I welcome your feedback please...in particular from anyone who has come to a difficult stage in practice...or from women Buddhists who might be able to understand things from a female perspective.

My encounter with the teachings of Thich Nhat Hanh...then the chance to study under a Zen Master in my own city, a couple of 8 day Zen retreats and a meeting with a Burmese Vipassana teacher moved me through a number of Theravada and Vipassana retreats in the past few years. The teachings sustained and supported me through a number of difficult life events. The death of my sister 11 months ago was accepted more easily because of my love for and faith in the dhamma.
My teacher, who I respect greatly, suggested a long retreat of 30 days which I embarked on for the whole month of April this year.
The retreat was difficult at times for my body as I am 63 and have some medical problems...but I was very happy and did not find the renunciation of home and family too difficult...Many insights came up.
In the last 5 days of the retreat my teacher became angry with my actions (though I am not really aware of what it was I did to displease him ..could have been a number of things).

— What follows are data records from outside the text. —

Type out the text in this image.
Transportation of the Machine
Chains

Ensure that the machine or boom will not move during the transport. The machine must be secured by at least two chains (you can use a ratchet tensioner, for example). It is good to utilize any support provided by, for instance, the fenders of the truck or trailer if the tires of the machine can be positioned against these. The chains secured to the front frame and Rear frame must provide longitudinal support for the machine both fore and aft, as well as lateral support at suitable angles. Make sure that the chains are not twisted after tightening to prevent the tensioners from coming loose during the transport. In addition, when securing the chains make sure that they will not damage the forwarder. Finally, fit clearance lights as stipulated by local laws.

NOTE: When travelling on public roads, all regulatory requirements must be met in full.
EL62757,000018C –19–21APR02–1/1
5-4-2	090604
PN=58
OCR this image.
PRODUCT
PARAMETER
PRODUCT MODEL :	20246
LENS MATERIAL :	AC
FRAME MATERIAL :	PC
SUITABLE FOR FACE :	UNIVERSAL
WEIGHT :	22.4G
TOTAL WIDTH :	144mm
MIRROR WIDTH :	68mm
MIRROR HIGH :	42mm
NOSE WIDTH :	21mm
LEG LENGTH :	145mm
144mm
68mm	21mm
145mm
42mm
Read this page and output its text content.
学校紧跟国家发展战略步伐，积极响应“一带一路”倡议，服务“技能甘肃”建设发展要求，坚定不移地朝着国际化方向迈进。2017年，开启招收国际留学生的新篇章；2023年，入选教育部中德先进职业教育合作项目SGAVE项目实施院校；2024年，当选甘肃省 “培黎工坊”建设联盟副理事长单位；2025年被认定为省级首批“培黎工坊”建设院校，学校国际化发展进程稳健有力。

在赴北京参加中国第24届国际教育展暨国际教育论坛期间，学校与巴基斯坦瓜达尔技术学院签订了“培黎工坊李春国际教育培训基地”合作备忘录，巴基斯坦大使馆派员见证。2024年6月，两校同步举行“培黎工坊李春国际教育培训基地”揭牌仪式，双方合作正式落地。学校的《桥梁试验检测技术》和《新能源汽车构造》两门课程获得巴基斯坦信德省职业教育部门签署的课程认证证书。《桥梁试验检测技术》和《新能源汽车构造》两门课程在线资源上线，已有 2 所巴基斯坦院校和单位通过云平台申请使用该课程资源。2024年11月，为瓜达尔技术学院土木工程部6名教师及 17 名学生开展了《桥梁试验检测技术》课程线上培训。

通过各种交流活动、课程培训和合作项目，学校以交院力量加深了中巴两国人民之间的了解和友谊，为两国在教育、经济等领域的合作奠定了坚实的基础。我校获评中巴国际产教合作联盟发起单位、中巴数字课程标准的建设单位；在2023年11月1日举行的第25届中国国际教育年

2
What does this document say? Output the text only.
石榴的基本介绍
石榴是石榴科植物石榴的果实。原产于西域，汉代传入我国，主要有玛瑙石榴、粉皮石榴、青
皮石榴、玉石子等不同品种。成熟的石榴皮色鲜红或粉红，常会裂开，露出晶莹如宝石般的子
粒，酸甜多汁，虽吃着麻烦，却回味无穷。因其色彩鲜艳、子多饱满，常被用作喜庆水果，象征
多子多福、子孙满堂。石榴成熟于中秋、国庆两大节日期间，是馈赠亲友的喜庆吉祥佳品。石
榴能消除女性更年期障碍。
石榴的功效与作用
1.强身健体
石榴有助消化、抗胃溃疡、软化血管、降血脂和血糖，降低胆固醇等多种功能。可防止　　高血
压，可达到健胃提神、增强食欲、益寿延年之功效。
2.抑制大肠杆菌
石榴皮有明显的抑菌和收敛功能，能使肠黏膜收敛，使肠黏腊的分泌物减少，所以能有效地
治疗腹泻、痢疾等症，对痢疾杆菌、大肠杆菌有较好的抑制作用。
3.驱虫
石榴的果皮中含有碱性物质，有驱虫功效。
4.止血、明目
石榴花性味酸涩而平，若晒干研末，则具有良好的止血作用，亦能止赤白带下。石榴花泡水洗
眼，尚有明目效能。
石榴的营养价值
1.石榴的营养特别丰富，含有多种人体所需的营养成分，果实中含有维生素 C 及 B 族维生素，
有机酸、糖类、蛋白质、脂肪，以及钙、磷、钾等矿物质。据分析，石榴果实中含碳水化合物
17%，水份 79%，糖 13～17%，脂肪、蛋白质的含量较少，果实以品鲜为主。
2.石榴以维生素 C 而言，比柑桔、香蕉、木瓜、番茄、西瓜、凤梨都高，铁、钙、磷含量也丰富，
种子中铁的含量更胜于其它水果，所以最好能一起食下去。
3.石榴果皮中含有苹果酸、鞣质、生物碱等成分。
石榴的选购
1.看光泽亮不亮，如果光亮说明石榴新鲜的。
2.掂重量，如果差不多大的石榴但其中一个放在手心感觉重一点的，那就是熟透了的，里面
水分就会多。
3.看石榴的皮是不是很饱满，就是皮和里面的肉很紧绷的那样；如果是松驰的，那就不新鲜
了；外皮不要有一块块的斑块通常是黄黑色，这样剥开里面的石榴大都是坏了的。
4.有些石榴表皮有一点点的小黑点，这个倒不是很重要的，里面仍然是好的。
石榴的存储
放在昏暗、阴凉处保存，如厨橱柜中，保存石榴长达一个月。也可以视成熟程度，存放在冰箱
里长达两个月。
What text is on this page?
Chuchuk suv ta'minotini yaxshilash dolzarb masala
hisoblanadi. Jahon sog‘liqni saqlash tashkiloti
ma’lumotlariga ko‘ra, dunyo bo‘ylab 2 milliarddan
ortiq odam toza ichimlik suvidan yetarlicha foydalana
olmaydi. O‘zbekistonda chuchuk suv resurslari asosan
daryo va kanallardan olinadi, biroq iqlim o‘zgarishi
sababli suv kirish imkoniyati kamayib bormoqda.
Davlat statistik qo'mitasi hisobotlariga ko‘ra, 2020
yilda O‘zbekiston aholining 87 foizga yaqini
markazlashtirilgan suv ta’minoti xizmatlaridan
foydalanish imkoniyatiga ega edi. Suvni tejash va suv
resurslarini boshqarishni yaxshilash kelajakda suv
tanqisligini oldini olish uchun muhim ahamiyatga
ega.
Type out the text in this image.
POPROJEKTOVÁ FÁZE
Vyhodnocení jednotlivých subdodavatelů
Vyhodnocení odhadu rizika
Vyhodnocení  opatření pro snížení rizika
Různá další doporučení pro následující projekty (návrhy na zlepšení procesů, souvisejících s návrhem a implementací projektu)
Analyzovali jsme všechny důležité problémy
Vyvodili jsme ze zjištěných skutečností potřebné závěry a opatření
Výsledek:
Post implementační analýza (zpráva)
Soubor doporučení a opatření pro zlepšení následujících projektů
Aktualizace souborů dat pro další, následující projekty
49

In the dhamma talk session he called me a 'time waster' and repeated this criticism at the following session. At the interview session he was very angry and told me I 'was a long way from dhamma' and that no matter if I renounced my home for 50 days...years..I would never get anywhere. At the time I felt a flood of shame and stayed with the sensations...then that feeling passed rapidly and I went on with the moment by moment noting.

However, as the weeks have gone on I find I have a very tender heart. I feel confused. I have lots of thoughts coming up about being unworthy, failing, and of sadness and loss. My practice is not so full of joy. I am not sure of wanting to be with this teacher again.

I take responsibility for my current situation...I am aware the teacher gives the lesson the student needs at the time.

This teacher is fierce...mainly with the women yogis....and there is no opportunity to discuss my feelings with him.
In this town a teacher is a rare jewel. I was lucky enough to find the Dhamma and the teacher...but there is lots of suffering for me at the moment.
I will continue to meditate and sit with these feelings.